Economist
February 4, 2012
The European Central Bank (ECB) tends to take the long way around. When in 2009 the Federal Reserve and the Bank of England slashed interest rates towards zero and started quantitative easing (buying government bonds with central-bank money), the ECB was more circumspect. It was reluctant to cut its main rate below 1% and loth to buy government bonds directly.
Instead it adopted its own non-standard measures. It offered unlimited loans to commercial banks for up to a year against a broad range of collateral. The ECB’s oblique approach had much the same effect as the route taken by the Fed and others. A flood of liquidity from a €442 billion ($611 billion) auction of one-year ECB loans in June 2009 pushed short-term interest rates close to levels in America and Britain.

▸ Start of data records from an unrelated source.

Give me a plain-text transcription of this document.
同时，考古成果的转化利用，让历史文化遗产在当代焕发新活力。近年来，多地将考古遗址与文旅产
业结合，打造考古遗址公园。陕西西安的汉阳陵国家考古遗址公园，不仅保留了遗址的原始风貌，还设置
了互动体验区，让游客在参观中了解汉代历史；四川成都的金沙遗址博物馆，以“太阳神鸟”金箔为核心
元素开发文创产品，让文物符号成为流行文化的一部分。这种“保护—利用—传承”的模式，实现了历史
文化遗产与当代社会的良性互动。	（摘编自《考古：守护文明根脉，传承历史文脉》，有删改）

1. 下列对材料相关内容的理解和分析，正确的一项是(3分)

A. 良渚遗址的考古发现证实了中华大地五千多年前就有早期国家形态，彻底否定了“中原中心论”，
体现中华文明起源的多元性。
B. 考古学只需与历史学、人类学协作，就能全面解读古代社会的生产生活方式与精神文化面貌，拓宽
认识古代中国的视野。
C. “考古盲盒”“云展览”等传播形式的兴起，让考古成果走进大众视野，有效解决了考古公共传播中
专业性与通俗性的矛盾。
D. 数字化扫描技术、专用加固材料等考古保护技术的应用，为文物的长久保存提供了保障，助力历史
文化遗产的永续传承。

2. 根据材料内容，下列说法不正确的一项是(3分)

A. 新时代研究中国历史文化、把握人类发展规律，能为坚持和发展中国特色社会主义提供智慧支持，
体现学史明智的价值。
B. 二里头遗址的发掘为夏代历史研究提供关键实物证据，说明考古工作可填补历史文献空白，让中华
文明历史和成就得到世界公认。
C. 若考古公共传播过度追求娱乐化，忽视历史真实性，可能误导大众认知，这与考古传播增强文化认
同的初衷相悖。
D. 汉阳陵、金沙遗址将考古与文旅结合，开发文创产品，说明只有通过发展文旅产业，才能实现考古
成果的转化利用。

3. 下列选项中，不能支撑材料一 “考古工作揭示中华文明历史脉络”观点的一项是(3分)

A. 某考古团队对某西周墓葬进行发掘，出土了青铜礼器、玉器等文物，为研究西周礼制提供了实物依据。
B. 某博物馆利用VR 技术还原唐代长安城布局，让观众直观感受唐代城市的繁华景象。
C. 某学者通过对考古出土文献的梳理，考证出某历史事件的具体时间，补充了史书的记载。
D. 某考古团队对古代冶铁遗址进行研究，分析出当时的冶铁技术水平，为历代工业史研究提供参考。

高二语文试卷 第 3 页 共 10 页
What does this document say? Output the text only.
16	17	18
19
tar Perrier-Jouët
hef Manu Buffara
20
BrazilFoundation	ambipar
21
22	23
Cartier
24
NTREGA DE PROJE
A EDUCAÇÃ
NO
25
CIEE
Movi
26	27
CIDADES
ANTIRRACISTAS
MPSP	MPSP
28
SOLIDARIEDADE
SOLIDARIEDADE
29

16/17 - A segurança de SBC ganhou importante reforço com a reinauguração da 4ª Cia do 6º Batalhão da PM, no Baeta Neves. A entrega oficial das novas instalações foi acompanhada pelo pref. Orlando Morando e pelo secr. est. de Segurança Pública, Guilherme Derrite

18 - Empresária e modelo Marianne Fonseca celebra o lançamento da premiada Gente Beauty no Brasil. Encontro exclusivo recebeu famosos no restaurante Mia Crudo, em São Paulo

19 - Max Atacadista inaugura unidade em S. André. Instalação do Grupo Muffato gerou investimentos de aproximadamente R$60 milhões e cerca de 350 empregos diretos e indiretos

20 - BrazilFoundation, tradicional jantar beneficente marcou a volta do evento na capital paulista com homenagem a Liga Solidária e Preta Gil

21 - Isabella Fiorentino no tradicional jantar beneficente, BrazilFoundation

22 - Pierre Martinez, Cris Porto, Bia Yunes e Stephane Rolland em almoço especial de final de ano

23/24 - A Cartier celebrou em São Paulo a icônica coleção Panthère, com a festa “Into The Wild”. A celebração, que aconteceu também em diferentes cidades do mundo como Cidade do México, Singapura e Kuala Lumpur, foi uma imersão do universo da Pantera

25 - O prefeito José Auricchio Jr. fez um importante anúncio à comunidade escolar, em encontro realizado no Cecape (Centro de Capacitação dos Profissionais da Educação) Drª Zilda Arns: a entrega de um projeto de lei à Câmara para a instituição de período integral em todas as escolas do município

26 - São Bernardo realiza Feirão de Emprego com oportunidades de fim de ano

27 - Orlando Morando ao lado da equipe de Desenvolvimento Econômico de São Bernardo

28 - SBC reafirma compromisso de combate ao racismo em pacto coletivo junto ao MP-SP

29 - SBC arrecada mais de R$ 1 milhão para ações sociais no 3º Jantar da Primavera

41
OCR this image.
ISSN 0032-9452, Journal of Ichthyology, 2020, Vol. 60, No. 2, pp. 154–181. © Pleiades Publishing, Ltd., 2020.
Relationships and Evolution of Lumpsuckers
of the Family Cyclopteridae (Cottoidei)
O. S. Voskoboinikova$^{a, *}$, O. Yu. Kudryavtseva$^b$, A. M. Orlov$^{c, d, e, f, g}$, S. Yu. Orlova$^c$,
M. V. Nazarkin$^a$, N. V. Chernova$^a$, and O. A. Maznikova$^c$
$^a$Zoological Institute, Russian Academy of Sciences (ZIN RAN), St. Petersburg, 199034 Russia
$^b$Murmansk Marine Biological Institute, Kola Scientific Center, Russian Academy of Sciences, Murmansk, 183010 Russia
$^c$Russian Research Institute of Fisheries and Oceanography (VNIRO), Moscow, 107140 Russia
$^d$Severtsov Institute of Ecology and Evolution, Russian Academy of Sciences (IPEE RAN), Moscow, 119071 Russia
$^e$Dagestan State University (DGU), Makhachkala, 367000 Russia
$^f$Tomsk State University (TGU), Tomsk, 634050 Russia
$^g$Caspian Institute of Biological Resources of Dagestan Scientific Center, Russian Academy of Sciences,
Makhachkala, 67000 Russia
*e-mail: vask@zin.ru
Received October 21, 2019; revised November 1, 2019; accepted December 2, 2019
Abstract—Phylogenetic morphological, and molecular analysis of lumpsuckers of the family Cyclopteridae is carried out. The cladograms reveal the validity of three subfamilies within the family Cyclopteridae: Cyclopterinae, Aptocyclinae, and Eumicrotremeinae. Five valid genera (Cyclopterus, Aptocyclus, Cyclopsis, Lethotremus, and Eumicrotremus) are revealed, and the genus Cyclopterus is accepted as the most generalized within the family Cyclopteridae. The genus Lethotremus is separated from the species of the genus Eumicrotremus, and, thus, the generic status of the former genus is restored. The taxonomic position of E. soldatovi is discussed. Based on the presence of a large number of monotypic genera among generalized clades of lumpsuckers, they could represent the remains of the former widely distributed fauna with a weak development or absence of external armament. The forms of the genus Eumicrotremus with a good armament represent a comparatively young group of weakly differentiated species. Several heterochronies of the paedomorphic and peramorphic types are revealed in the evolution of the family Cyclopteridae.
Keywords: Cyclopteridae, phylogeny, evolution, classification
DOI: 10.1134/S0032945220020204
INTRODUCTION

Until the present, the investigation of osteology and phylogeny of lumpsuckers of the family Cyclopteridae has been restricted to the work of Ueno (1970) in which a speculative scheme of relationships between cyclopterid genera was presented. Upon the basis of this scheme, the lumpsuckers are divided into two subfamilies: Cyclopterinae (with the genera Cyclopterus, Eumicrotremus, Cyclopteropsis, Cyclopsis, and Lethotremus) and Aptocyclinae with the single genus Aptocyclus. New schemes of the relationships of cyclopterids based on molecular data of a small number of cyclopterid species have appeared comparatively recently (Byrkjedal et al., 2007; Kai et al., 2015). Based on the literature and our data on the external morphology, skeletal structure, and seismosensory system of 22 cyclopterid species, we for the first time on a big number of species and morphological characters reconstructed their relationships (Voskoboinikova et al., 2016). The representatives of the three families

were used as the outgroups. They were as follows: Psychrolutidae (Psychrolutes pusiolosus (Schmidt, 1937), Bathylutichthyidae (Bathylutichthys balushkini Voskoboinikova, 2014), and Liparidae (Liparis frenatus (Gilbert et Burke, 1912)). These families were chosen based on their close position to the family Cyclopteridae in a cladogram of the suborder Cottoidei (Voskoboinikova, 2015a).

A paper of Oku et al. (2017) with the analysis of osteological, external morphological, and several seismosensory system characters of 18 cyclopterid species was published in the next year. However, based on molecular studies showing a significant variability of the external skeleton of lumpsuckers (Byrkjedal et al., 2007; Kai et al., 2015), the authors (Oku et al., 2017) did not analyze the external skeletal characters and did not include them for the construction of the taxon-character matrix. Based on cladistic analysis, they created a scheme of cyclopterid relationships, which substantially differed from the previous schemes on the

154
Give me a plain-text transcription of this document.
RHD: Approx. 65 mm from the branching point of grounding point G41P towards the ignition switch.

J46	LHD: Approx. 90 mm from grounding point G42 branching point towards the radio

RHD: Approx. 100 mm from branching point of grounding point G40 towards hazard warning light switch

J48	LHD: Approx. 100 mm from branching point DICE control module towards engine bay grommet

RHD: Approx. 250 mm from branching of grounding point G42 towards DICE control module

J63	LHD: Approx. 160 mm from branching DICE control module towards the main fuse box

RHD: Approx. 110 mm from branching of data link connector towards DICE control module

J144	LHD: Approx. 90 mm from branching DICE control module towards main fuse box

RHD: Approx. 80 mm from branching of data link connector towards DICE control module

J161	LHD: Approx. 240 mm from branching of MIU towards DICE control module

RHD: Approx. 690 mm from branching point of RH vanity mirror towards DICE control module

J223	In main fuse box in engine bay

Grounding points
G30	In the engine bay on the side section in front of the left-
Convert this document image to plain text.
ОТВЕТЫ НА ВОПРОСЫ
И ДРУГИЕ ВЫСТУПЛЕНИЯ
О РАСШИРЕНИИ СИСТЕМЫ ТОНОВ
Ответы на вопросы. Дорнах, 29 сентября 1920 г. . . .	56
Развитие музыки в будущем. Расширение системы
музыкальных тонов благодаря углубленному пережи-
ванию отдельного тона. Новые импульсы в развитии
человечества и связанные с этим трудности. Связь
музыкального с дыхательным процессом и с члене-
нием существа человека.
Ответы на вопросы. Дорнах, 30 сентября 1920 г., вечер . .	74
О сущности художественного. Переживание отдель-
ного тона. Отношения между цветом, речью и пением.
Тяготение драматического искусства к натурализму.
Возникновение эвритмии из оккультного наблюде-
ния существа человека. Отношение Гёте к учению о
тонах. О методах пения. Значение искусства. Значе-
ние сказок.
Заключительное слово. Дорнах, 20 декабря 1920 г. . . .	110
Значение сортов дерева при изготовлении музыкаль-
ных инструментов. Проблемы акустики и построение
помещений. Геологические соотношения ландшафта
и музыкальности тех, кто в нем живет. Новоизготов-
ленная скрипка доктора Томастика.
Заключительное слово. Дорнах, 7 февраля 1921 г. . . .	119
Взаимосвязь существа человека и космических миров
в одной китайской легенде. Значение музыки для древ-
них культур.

Banks used much of the cash to buy government bonds, driving down long-term interest rates.
More than two years on, and in far more trying circumstances, the ECB seems to have repeated the trick. Faced with renewed recession, a bank-funding crisis and investor revulsion against all but the safest euro-zone government bonds, the ECB said on December 8th that it would provide unlimited funds for 36 months at its main interest rate (which it cut to 1%), at two auctions. The first of these, on December 21st, attracted bids of €489 billion. That more than matched the amount lent for one year in June 2009, and has had similar effects. Overnight interest rates have fallen to around 0.4%, well below the ECB’s benchmark rate. Longer-term bond yields for investment-grade euro-zone countries—ie, everyone but Cyprus, Greece and Portugal—have dropped, too (see left-hand chart).